Even though the drumbeat of war had been growing louder for the past few weeks, it has been a shock to wake up to the horror of armed conflict.

It’s not for this publication to dissect the chain of events that led us to where we are now, except to deplore the loss of life resulting from Russia’s invasion of Ukraine. But we would be remiss to ignore the impacts of a war that is so inextricably tied to the energy infrastructure market.

What’s more, the war is likely to accelerate ongoing discussions around energy security, foreign investment and ESG, demonstrating how deeply intertwined they are.

Let’s start with energy security. With about 40 percent of the natural gas it consumes coming from Russia, it’s no secret how dependent the EU, which counts on gas for more than 20 percent of its energy mix, is on Russian energy.

There are solutions to the EU’s predicament, of course, but none are available overnight. The most powerful fix, as EU climate chief Frans Timmermans said in January, is to boost renewables and energy transition investments. “If we really want to stop long-term making Putin very rich, we have to invest in renewables and we need to do it quickly,” he argued.

Another idea is to satisfy Europe’s needs via liquefied natural gas. But as you can hear in our recent podcast on how the Russia-Ukraine conflict is impacting the sector, there are constraints that stop LNG from being a panacea.

Even if the EU decided to prioritise many of the investments needed to immediately assert its independence from Russian gas, the costs would be steep, or even prohibitive, Columbia Business School lecturer Gernot Wagner writes in Bloomberg Green. Abruptly cutting off the flow of Russian gas, which Wagner supports, would almost certainly push the EU to up its usage of nuclear and, inevitably, coal. Of course, Russia might end up making that decision for the EU, in retaliation for its support of Ukraine.

At this juncture, the obvious needs pointing out: if you are highly dependent for your energy on an actor whose values you are not aligned with, that is a recipe for disaster.
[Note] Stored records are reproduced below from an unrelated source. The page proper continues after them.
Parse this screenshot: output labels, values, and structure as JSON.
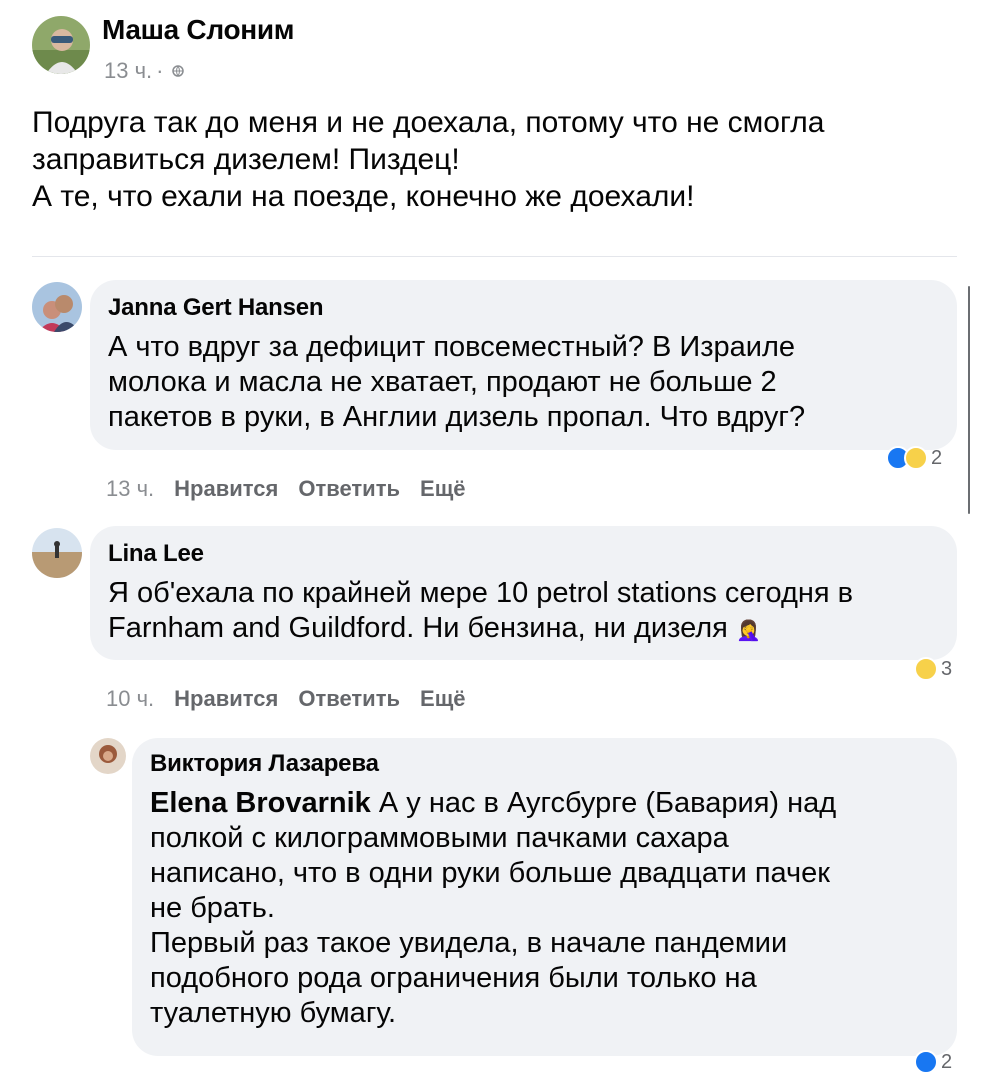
{
  "post": {
    "author": "Маша Слоним",
    "time": "13 ч.",
    "separator": "·",
    "lines": [
      "Подруга так до меня и не доехала, потому что не смогла",
      "заправиться дизелем! Пиздец!",
      "А те, что ехали на поезде, конечно же доехали!"
    ]
  },
  "comments": [
    {
      "author": "Janna Gert Hansen",
      "lines": [
        "А что вдруг за дефицит повсеместный? В Израиле",
        "молока и масла не хватает, продают не больше 2",
        "пакетов в руки, в Англии дизель пропал. Что вдруг?"
      ],
      "time": "13 ч.",
      "like": "Нравится",
      "reply": "Ответить",
      "more": "Ещё",
      "reactions": [
        "like-icon",
        "wow-icon"
      ],
      "reaction_count": "2"
    },
    {
      "author": "Lina Lee",
      "lines": [
        "Я об'ехала по крайней мере 10 petrol stations сегодня в",
        "Farnham and Guildford. Ни бензина, ни дизеля"
      ],
      "emoji": "🤦‍♀️",
      "time": "10 ч.",
      "like": "Нравится",
      "reply": "Ответить",
      "more": "Ещё",
      "reactions": [
        "wow-icon"
      ],
      "reaction_count": "3"
    },
    {
      "author": "Виктория Лазарева",
      "mention": "Elena Brovarnik",
      "first_line_rest": " А у нас в Аугсбурге (Бавария) над",
      "lines": [
        "полкой с килограммовыми пачками сахара",
        "написано, что в одни руки больше двадцати пачек",
        "не брать.",
        "Первый раз такое увидела, в начале пандемии",
        "подобного рода ограничения были только на",
        "туалетную бумагу."
      ],
      "reactions": [
        "like-icon"
      ],
      "reaction_count": "2"
    }
  ],
  "colors": {
    "bubble": "#f0f2f5",
    "secondary_text": "#65676b",
    "like_blue": "#1877f2",
    "wow_yellow": "#f7d14a"
  }
}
As the world watches how Europe handles its predicament, questions of alignment with foreign actors are likely to boost detractors of foreign ownership of critical infrastructure. While some sources of capital (think sovereign wealth funds from certain geographies) are already in the firing line, it is not beyond the pale to suggest governments might become increasingly skittish about most kinds of foreign ownership. Investors might also start asking tougher questions about where and alongside whom their money is being deployed.

There is more to be learned on the ESG front. Leaving aside the glaring moral quandary Timmermans alludes to above, the EU’s bind highlights how important it is to ensure alignment across the supply chain. As we wrote recently, natural gas can be a cleaner alternative to coal, but it needs to be done responsibly, with methane leaks a problem. According to a recent report by the International Energy Agency, methane emissions are about 70 percent higher than governments have reported, with Russia the world’s second-largest emitter.

“Putin has deliberately hidden Gazprom’s massive methane leaks for decades, fooling a complacent Europe. In fact, Russia’s huge fugitive emissions of methane make its natural gas worse from a climate perspective than the coal it’s meant to replace,” Paul Bledsoe, a strategic adviser at the Progressive Policy Institute, told the Guardian following the report’s publication.

“People talk about ESG yet it seldom gets tested,” Quinbrook Infrastructure Partners co-founder David Scaysbrook said, after the manager terminated its contracts with Gazprom in the wake of Russia’s attack on Ukraine. “Let’s all be judged by our actions and do what we can that’s right.”

If there’s a lesson, then, as Europe gets sorely tested, it’s this: while doing the right thing may be costly, not doing it is costlier still.